The US Federal Communications Commission (FCC) on Friday disclosed it is not ready to enforce the “Do Not Track” requirement on Google, Facebook, and others as being pressed by privacy advocacy groups and others across the country.
Imposing the rule on the social media giants and search engines would make it difficult for them to track the online activities of their users.
Privacy advocacy groups had been pressurizing the FCC to impose stronger internet privacy rules on internet companies for quite some time, but the FCC’s recent decision to not implement such requirement defeats the privacy advocates while gladdening companies that make money from internet users’ personal data.
The move to impose restriction of “Do Not Track” on large internet companies such as Google and Facebook among others is a calculated move from forces pushing for net neutrality, which actually calls for strong monitoring or regulation of big web sites and online services.

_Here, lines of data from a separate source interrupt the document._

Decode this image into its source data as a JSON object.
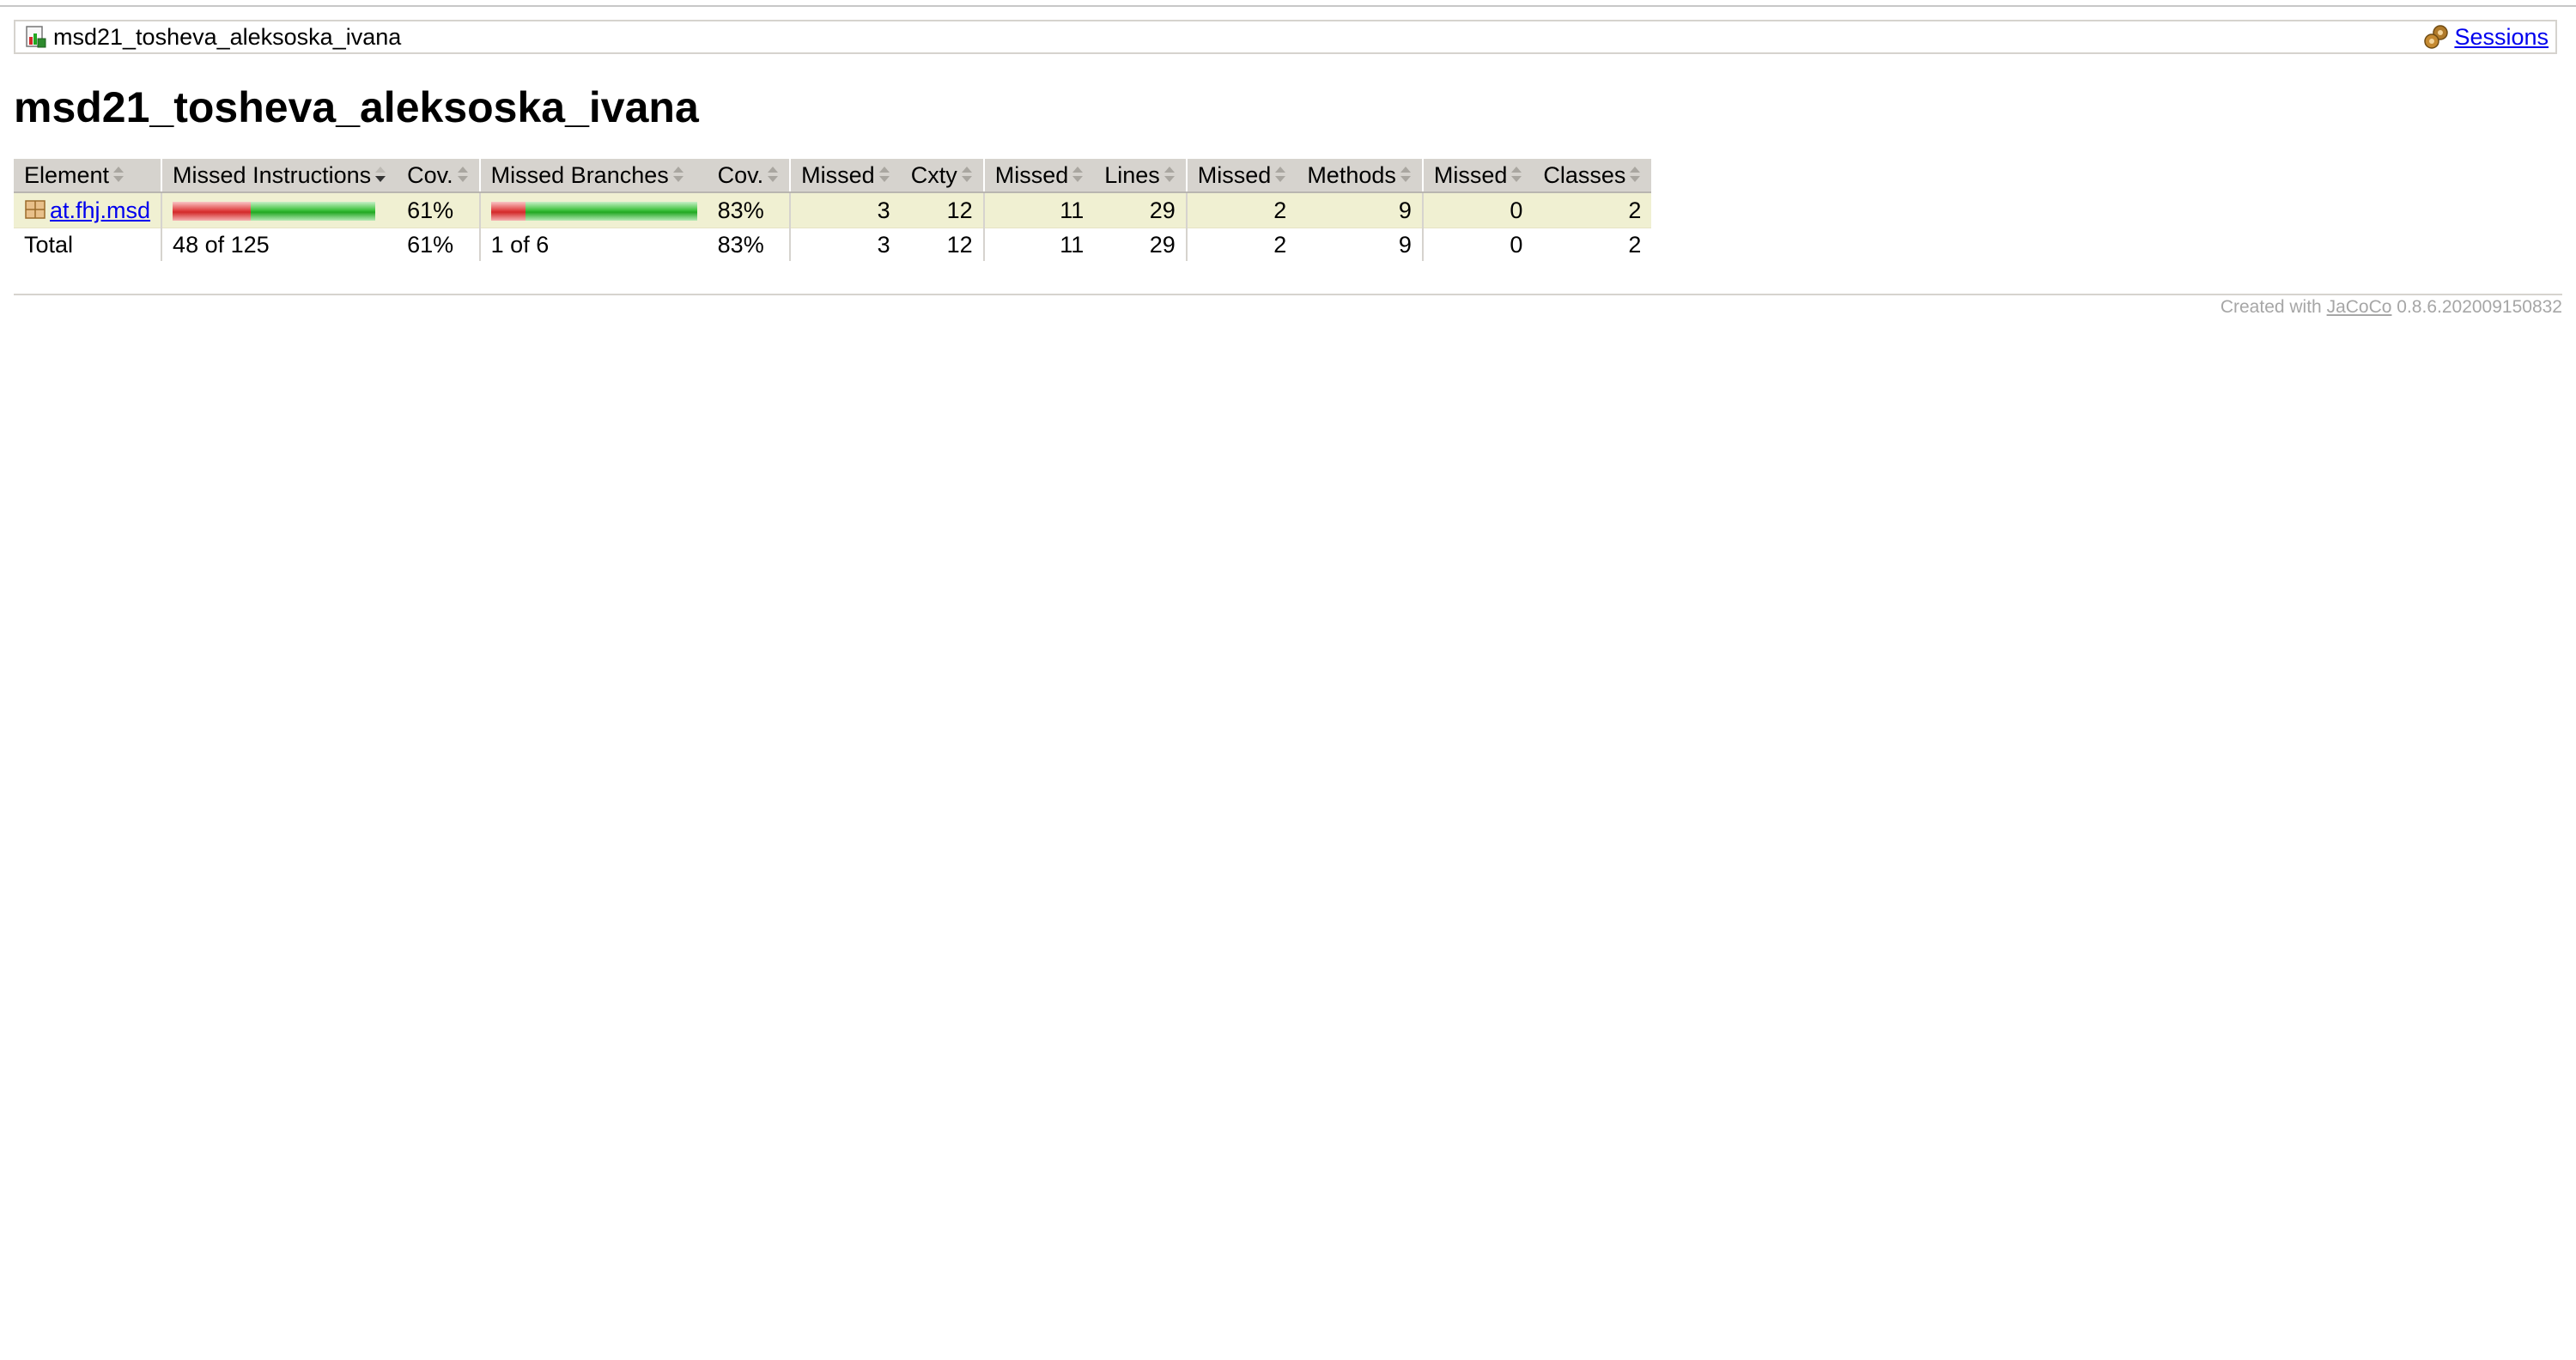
{
  "breadcrumb": {
    "report_name": "msd21_tosheva_aleksoska_ivana",
    "sessions_label": "Sessions"
  },
  "page_title": "msd21_tosheva_aleksoska_ivana",
  "table": {
    "headers": {
      "element": "Element",
      "missed_instructions": "Missed Instructions",
      "cov_instructions": "Cov.",
      "missed_branches": "Missed Branches",
      "cov_branches": "Cov.",
      "missed_cxty": "Missed",
      "cxty": "Cxty",
      "missed_lines": "Missed",
      "lines": "Lines",
      "missed_methods": "Missed",
      "methods": "Methods",
      "missed_classes": "Missed",
      "classes": "Classes"
    },
    "rows": [
      {
        "element": "at.fhj.msd",
        "instructions_missed_fraction": 0.384,
        "instructions_cov": "61%",
        "branches_missed_fraction": 0.167,
        "branches_cov": "83%",
        "missed_cxty": "3",
        "cxty": "12",
        "missed_lines": "11",
        "lines": "29",
        "missed_methods": "2",
        "methods": "9",
        "missed_classes": "0",
        "classes": "2"
      }
    ],
    "total": {
      "label": "Total",
      "instructions": "48 of 125",
      "instructions_cov": "61%",
      "branches": "1 of 6",
      "branches_cov": "83%",
      "missed_cxty": "3",
      "cxty": "12",
      "missed_lines": "11",
      "lines": "29",
      "missed_methods": "2",
      "methods": "9",
      "missed_classes": "0",
      "classes": "2"
    }
  },
  "footer": {
    "created_with": "Created with",
    "tool": "JaCoCo",
    "version": "0.8.6.202009150832"
  },
  "colors": {
    "header_bg": "#d6d3ce",
    "row_highlight": "#f0f0d2",
    "bar_red": "#d32a2a",
    "bar_green": "#22a822",
    "link": "#0000ee"
  },
  "icons": [
    "report-icon",
    "sessions-icon",
    "package-icon",
    "sort-icon",
    "sort-desc-icon"
  ]
}
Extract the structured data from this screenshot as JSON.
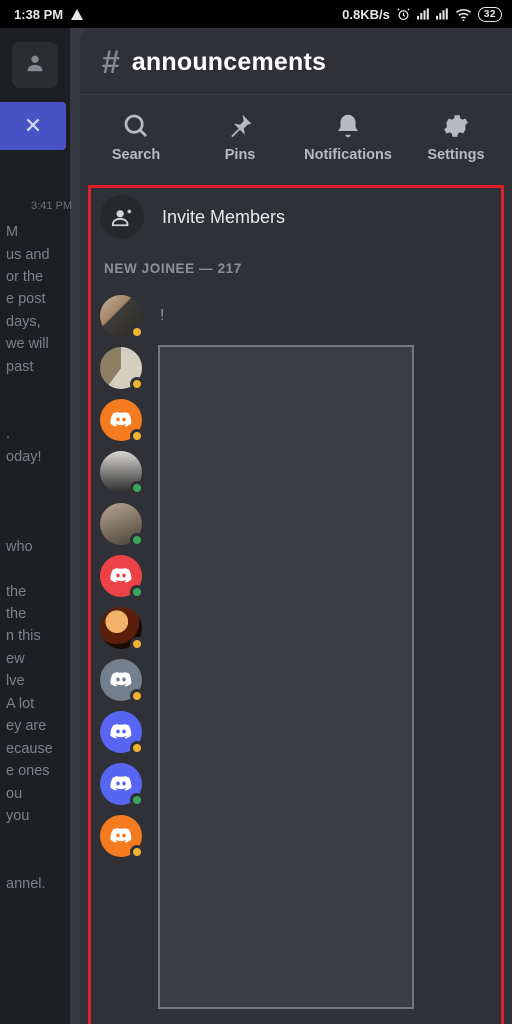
{
  "status": {
    "time": "1:38 PM",
    "net_rate": "0.8KB/s",
    "battery": "32"
  },
  "rail": {
    "close_glyph": "✕"
  },
  "under": {
    "time": "3:41 PM",
    "lines": [
      "M",
      "us and",
      "or the",
      "e post",
      "days,",
      "we will",
      "past",
      "",
      "",
      ".",
      "oday!",
      "",
      "",
      "",
      "who",
      "",
      "the",
      "the",
      "n this",
      "ew",
      "lve",
      "A lot",
      "ey are",
      "ecause",
      "e ones",
      "ou",
      "you",
      "",
      "",
      "annel."
    ]
  },
  "panel": {
    "hash": "#",
    "title": "announcements"
  },
  "tabs": {
    "search": "Search",
    "pins": "Pins",
    "notifications": "Notifications",
    "settings": "Settings"
  },
  "invite": {
    "label": "Invite Members"
  },
  "section": {
    "label": "NEW JOINEE — 217"
  },
  "members": [
    {
      "kind": "photo",
      "cls": "ph1",
      "status": "idle",
      "name": "!"
    },
    {
      "kind": "photo",
      "cls": "ph2",
      "status": "idle"
    },
    {
      "kind": "logo",
      "cls": "c-orange",
      "status": "idle"
    },
    {
      "kind": "photo",
      "cls": "ph3",
      "status": "online"
    },
    {
      "kind": "photo",
      "cls": "ph4",
      "status": "online"
    },
    {
      "kind": "logo",
      "cls": "c-red",
      "status": "online"
    },
    {
      "kind": "photo",
      "cls": "ph5",
      "status": "idle"
    },
    {
      "kind": "logo",
      "cls": "c-grey",
      "status": "idle"
    },
    {
      "kind": "logo",
      "cls": "c-blurp",
      "status": "idle"
    },
    {
      "kind": "logo",
      "cls": "c-blurp",
      "status": "online"
    },
    {
      "kind": "logo",
      "cls": "c-orange",
      "status": "idle"
    }
  ]
}
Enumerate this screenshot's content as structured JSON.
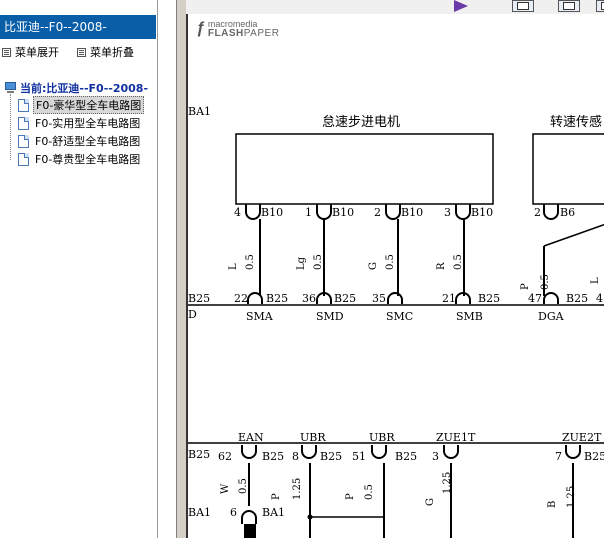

But then, under the net neutrality rules, the FCC is empowered to monitor providers of internet access, and not individual sites such as Google or Facebook and others.
However, the activist group Consumer Watchdog asked the FCC in June to implement a rule that would see to the development of technology which would allow users to click on the “Do Not Track” notification in their browser if they do not want to be tracked, or to leave it if they desire tracking.
A few websites on their own implemented this technology but most of them do not, and a situation where all of them are mandated to honor the request would make the “Do Not Track” technology a US internet usage standard.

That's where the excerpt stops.